A promotional and informational sign at one of the booths during November’s AgVenture field trip for third graders hosted by the Manteca Unified School Farm introduces what AgLink is all about.

ROSE ALBANO RISSO/The Bulletin


POSTED December 5, 2013 1:09 a.m.

There’s a match-making site, it seems, for just about anybody and anything on the Internet these days. For romance seekers and the marriage-minded, there are web sites such as eharmony.com and match.com. For the online gaming milieu, the cyberspace is cluttered with terabytes of e-game choices in practically every phantom scenario that the human brain has so far created.

Closer to earth is www.aglink.com which describes itself as part of the farm-to-school movement taking advantage of the conveniences of the dotcom world. It’s an e-commerce web site whose objective is to match small and family-owned farms in these parts of the Golden State with school districts such as Manteca Unified. AgLink connects farmers to the schools, said Patty Page, director of Manteca Unified’s Nutrition Services.

The online company, she said, has been beneficial to the school district. It has been instrumental in the district’s ability to serve fresh fruits and vegetables for students’ meals at school cafeterias. They are farm-fresh because they have been picked just the day before they were delivered to the school sites, Page said during the annual AgVenture at the Manteca Unified School Farm where AgLink was one of the featured booths. In the booth were samples of fresh fruits of the season such as apples and oranges which were made available to all of the 4,000-plus participating third graders.

The farmers pick their products fresh from their farms so the fruits and vegetables arrive fresh to the school district instead of being days-old frozen or stored.

Partnering with AgLink has eliminated the guess work out of the selection process involved in finding the farm producers that will deliver the products and services that the district is looking for, noted Page. AgLink also does all the vetting process – that is, the background check and evaluation of farming entities – before they are officially made part of the AgLink farm family. AgLink then creates a profile of each farm which is then posted, along with pertinent photographs, on the web site.

Just how fresh are the ag products that are delivered from the participating farms to the schools was demonstrated during the November AgVenture field trip. Noel La Rosa of La Rosa & Sons Distributing brought with her boxes of apples and oranges from the family’s farming operation in Hughson, Calif., where they operate a year-round fruit stand on East Whitmore Avenue. Besides fresh fruits and vegetables, they carry a wide variety of nuts and dried fruits.

La Rosa & Sons is just one of an increasing number of growers that are now part of AgLink. Dennis Nairn, AgLink’s marketing representative, said AgLink currently has 65 “different growers” participating in the e-commerce program, and to date, is working with 70 school districts from Yuba City to Monterey along the coast and all the way down to Bakersfield.

AgLink is relatively a new business; it was started in August 2012, Nairn said.

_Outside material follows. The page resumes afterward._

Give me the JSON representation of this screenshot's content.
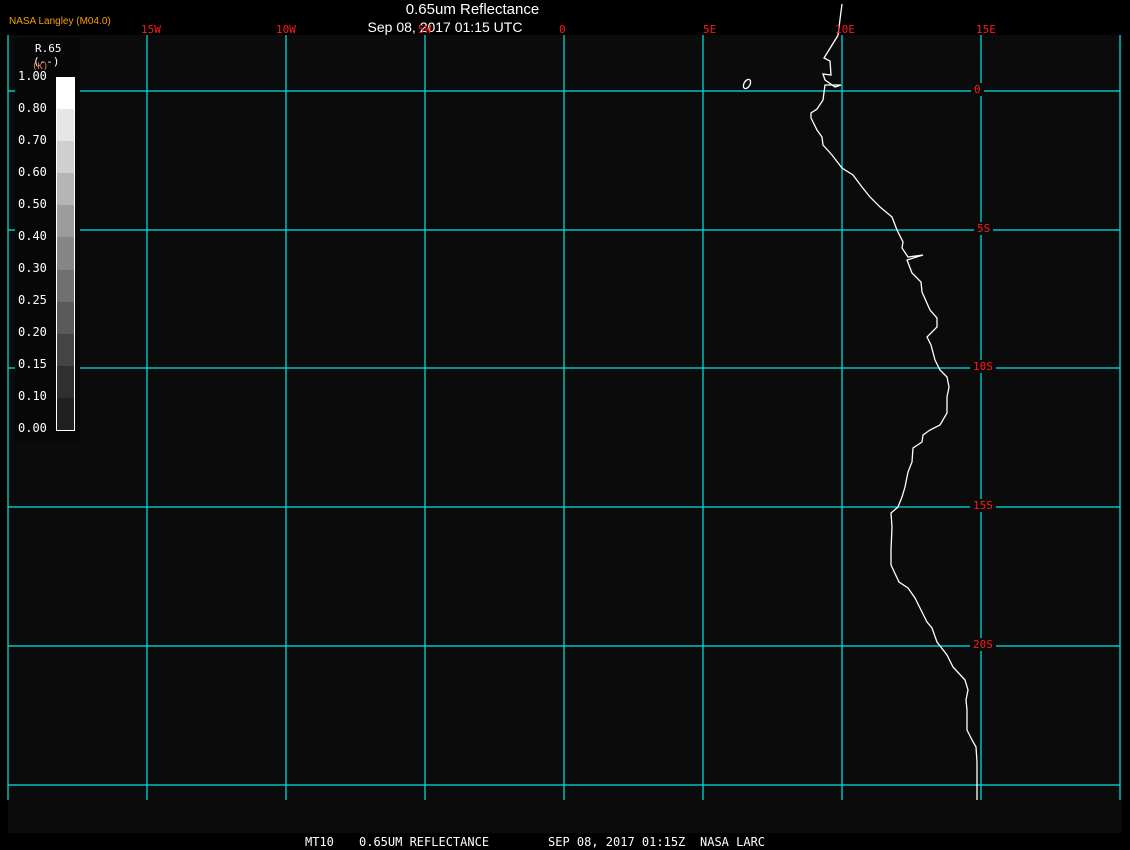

How AgLink offers convenient shopping for school districts


AgLink makes shopping easy for school district food services, and selling on the part of the growers. Buyers simply log on to the e-commerce web site which provides 24/7 convenience, browse through the products featured online complete with photographs and details about each product provided by the local seller, and make the purchase orders directly online. Emails between the sellers and buyers provide added convenience in the transactions.

AgLink charges only minimum fees for both producers and buyers. The producer is charged a 4 percent transaction fee at point of sale, and ends up with a net of $ 9.60 for each $10 unit sale, for example. Schools, in turn, are charged an additional 2.5 percent transaction fee. Using the aforementioned example, the school pays $ 10.25 for each $10 transaction, and AgLink retains 65 cents per unit sale for such services as managing the online site, and promoting the products and relationships.

Still another convenience to school food services provided by AgLink is that sellers will make all the deliveries. There are actually different delivery categories that buyers can arrange with the sellers or growers.